As everyone is getting a little panicky about GDPR and inboxes fill with research about how unprepared we all are, I thought it would be a good idea to look a little further ahead to the ePrivacy
Regulation (ePR). And it's not just you -- there really has been a delay in it coming in.
It has been lurking in the background as one half of Europe's attempts to update data regulations.
GDPR comes in next May to regulate the legal basis under which personal information can be processed.
The ePR will then step in to say under which basis it can be used for marketing. It was
supposed to come into law at the same time as GDPR. After all, it would make sense for the laws on storage and usage to be timed to coincide with one another.
Nearly everyone in marketing has
been wondering what is going to happen. We had a good year or more of notice with GDPR to get ready, but we haven't even seen the final text of the ePR. How can it possibly be introduced within less
than six months?
So I have been making the calls to pose that very question, and both the ICO -- the UK's information watchdog -- and the industry's lobbyists -- the DMA -- agree. There is no
way that ePR will be introduced at the same time as GDPR. It is virtually impossible for the wording to be agreed upon, and for the industry to be given time to implement the new law and still adhere
to the original deadline.
The DMA is no fan of the ePR. It has a pair of pretty valid points. One is that the laws should have been combined. The other is that GDPR brings in legitimate
interests as a basis for storing data, but it's not mentioned in the ePR as a legal basis for marketing to people.
Reading between the lines -- and this is my take on it -- I wonder whether
the industry's lobbyists suspect the EU is having a second bite at the cherry?

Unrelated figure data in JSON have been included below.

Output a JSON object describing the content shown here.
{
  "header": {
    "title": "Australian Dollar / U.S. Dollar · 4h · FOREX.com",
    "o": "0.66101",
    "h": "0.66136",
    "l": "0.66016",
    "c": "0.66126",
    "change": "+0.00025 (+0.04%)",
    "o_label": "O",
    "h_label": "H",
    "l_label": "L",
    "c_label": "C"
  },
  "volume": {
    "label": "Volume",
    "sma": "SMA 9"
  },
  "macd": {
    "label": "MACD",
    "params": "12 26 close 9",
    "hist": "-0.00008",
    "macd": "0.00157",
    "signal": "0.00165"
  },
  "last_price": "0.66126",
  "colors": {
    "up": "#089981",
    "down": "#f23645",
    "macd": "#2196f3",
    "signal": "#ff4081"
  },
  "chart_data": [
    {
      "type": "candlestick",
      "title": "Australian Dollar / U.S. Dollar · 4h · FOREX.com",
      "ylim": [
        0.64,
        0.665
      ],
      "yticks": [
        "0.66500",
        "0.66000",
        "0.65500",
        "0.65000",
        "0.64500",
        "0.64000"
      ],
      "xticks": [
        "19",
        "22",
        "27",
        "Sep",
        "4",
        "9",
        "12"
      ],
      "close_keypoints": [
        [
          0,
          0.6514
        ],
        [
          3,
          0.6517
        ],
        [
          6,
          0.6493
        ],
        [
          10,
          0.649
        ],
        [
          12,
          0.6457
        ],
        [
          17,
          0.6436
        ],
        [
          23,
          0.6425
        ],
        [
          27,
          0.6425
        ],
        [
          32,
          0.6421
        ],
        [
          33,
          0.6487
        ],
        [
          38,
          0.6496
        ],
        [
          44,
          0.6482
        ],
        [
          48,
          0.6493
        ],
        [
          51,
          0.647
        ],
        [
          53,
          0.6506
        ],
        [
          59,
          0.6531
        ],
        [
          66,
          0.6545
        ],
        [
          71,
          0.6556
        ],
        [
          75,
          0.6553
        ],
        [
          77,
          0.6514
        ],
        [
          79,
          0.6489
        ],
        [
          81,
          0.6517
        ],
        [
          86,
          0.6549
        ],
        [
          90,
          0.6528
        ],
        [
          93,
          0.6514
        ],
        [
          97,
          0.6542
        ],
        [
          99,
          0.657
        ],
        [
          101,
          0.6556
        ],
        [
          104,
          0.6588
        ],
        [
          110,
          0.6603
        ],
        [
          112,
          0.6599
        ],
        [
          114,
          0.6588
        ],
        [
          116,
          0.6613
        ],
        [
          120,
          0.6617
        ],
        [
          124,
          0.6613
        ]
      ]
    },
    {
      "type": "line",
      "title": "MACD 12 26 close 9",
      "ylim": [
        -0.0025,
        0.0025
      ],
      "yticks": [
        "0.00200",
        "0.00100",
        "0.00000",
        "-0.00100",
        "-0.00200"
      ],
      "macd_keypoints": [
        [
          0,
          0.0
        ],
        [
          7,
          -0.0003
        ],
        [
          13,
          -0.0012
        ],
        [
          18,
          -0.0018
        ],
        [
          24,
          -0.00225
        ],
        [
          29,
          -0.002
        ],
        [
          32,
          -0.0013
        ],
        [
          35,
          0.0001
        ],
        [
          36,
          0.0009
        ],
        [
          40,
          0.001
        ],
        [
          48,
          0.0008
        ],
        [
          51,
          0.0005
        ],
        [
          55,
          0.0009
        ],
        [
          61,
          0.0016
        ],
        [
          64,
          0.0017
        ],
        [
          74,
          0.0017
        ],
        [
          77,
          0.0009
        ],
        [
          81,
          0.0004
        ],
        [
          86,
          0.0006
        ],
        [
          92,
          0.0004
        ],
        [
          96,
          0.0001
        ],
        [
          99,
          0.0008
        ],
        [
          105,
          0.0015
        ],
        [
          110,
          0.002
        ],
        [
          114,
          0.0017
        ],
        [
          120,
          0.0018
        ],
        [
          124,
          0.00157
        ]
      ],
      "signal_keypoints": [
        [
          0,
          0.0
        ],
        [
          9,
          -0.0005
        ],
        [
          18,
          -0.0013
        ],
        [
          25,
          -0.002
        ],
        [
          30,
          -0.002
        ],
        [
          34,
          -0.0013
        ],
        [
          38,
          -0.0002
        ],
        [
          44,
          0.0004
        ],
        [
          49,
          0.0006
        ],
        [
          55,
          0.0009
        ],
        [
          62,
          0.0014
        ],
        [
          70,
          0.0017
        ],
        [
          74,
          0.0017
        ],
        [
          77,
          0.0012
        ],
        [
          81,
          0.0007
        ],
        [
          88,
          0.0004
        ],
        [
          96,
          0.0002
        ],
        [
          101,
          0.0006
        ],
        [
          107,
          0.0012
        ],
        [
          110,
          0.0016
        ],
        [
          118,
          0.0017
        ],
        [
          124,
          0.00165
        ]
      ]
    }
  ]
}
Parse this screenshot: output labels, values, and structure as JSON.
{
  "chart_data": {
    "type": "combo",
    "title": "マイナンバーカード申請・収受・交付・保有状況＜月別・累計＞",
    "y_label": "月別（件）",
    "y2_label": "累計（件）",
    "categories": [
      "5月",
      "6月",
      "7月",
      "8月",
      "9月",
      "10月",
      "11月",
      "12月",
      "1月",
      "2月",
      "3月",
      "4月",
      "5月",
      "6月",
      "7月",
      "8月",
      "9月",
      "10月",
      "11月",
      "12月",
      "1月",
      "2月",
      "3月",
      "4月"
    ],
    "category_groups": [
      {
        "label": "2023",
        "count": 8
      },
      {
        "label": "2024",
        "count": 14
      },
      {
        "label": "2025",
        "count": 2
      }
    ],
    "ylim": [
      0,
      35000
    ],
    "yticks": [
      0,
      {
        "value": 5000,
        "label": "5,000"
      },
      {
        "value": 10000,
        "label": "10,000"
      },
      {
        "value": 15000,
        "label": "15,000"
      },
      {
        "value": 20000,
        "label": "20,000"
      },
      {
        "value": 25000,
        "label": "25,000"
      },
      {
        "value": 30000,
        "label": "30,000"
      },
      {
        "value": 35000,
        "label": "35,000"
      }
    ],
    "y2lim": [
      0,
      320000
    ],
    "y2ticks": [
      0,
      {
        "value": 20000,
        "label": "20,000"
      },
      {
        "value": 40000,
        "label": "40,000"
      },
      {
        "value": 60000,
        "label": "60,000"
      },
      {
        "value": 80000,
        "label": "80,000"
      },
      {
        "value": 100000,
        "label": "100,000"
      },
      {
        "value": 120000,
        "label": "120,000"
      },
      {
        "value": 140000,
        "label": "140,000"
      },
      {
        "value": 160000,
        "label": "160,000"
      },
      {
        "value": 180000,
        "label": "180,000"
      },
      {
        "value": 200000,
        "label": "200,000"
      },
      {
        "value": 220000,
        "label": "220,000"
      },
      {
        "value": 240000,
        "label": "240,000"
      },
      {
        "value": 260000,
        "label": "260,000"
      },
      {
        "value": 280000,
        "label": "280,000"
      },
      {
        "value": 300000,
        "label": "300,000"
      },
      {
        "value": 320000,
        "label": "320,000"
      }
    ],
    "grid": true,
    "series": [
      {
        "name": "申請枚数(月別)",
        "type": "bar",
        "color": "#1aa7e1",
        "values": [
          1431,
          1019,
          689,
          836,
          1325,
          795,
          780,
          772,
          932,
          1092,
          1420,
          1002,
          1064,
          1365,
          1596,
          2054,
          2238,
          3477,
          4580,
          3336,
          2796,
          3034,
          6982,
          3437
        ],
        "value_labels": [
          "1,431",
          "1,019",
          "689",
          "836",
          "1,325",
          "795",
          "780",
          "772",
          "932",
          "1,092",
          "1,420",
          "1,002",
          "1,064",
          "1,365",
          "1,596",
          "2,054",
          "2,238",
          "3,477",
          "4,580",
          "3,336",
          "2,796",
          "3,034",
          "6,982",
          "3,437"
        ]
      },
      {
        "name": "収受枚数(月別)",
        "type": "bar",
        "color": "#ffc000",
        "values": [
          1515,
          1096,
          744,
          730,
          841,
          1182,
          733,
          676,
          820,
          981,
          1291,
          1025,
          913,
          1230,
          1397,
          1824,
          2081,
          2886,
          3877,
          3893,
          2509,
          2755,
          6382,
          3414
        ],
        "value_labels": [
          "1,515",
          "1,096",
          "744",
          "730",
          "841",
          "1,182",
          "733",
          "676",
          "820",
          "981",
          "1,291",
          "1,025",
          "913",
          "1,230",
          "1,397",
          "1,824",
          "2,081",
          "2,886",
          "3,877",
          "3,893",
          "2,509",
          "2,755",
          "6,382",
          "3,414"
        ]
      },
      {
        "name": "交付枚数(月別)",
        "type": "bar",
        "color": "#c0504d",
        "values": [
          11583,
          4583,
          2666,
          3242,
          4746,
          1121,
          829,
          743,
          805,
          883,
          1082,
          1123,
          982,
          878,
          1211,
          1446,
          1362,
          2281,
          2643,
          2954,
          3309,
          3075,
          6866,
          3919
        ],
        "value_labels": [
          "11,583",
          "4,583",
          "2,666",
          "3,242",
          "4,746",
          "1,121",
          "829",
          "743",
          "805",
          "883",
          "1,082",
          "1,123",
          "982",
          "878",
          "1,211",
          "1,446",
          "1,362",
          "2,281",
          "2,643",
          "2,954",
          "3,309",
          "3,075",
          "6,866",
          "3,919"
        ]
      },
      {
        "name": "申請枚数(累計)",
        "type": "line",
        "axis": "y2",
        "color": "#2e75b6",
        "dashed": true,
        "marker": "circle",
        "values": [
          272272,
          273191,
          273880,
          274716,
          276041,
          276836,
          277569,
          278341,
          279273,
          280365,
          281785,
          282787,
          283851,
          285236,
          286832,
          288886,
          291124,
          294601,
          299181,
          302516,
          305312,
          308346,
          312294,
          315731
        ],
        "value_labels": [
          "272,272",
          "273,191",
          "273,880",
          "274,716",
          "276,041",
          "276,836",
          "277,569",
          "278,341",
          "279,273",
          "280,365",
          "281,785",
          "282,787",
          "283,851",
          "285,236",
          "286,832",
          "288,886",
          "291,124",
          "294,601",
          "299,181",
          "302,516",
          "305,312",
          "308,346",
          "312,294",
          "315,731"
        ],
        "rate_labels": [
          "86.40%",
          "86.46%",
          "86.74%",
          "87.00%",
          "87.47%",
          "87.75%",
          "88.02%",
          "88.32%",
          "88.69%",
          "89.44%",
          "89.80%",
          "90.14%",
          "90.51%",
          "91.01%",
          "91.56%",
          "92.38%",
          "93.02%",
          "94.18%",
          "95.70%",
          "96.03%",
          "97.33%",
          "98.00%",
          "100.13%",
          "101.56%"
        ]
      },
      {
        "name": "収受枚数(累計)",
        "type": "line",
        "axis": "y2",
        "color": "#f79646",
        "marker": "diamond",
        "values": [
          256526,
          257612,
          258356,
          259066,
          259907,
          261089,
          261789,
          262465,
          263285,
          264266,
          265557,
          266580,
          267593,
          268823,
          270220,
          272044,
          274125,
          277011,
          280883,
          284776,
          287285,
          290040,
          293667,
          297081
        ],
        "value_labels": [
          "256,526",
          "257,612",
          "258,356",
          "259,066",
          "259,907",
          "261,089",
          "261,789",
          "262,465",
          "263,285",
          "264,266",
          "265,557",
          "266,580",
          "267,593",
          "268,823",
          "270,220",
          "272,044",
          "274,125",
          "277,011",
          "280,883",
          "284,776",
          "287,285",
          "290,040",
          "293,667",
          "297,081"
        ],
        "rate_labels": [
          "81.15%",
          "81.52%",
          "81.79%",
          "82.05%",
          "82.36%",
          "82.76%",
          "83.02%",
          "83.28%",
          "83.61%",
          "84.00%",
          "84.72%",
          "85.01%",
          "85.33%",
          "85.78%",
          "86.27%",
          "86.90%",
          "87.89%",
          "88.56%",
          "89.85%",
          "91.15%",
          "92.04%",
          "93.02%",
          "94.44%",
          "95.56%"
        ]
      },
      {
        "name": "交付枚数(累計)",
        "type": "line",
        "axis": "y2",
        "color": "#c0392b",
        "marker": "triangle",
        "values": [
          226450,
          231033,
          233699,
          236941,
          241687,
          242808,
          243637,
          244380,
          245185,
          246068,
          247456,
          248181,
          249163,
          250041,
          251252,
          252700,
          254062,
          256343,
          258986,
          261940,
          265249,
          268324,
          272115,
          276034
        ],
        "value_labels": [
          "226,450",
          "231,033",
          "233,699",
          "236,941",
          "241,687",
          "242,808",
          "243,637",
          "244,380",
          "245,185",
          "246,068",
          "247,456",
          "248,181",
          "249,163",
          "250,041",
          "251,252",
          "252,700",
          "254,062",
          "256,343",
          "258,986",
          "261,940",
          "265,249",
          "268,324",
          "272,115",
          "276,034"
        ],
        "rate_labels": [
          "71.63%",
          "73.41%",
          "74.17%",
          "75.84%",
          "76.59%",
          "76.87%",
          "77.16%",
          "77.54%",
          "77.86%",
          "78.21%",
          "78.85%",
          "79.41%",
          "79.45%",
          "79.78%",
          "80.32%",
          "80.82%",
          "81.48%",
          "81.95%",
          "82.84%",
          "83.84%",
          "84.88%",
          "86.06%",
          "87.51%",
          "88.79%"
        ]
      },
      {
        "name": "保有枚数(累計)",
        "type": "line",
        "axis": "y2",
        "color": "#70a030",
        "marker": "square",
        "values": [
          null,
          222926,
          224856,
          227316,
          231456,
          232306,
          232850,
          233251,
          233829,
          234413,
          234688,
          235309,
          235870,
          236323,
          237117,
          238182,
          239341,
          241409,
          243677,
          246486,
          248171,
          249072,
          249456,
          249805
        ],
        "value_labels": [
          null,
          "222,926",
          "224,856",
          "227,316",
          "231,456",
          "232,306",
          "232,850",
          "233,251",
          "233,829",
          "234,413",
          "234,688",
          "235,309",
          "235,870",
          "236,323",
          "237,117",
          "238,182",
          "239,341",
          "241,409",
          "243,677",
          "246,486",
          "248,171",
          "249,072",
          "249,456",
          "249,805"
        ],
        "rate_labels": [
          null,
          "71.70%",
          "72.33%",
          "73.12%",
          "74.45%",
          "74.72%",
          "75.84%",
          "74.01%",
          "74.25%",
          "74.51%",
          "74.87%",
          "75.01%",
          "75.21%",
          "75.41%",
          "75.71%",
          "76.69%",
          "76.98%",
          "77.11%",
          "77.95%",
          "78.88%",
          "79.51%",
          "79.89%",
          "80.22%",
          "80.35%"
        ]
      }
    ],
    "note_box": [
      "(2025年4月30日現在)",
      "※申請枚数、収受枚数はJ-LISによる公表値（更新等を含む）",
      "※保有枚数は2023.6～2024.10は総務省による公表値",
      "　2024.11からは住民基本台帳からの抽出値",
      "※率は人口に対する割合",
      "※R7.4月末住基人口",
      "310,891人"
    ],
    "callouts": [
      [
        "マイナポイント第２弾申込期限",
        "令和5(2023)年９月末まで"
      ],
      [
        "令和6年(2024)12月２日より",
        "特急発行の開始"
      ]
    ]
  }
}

After possibly trying to make marketing all about informed consent -- and failing -- with the GDPR, is the ePR a
second attempt? Legitimate interest got added to GDPR as an alternative to consent -- might Europe be trying to avoid the same concession with the follow-up law?

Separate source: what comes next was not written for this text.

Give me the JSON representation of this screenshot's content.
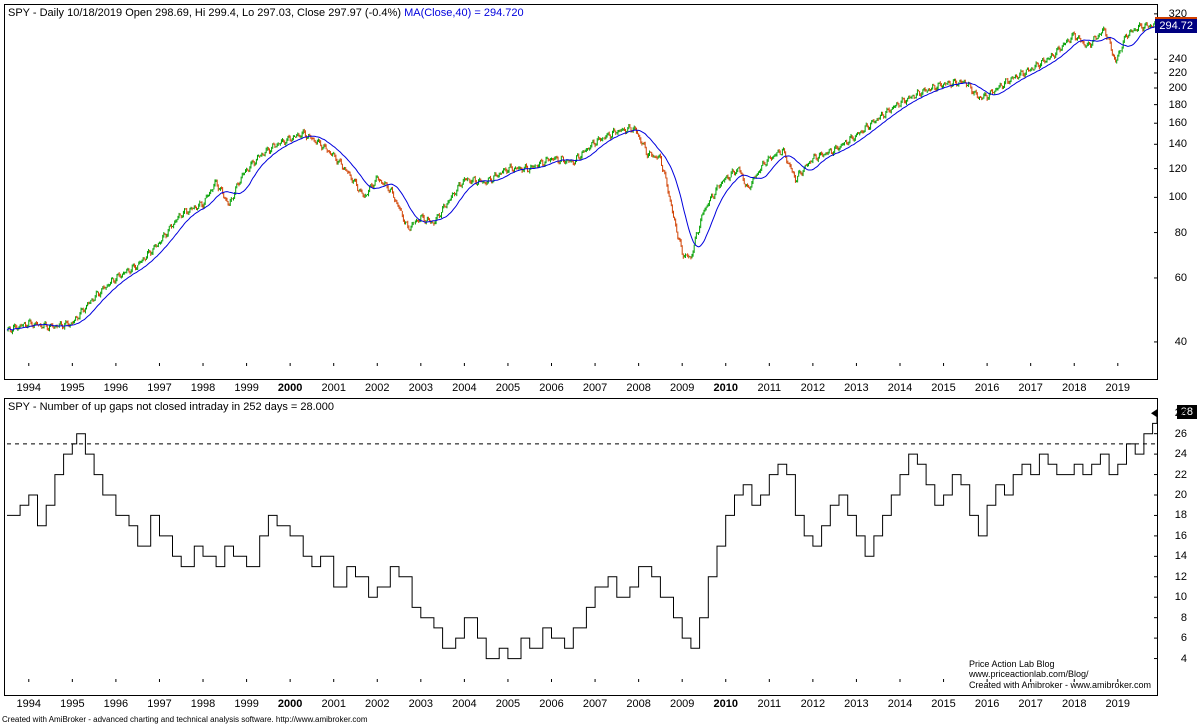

To be honest, from what I've
seen of the draft wording of the bill, there's nothing to be worried about. It's pretty much business as usual.
There is the much talked about cookie blocking at the browser level, allowing
one request to block to work across every site. Other than that, it's business as usual.
Marketing can be carried out if you have consent or a customer has given you their details and did not
take up the offer to opt-out of being marketed to.
So here are two observations. The ePR will be a damp squib. People will get worried, but it won't be anything like as much of a
compliance challenge as GDPR. And there is no way it's going to happen on time, by next May.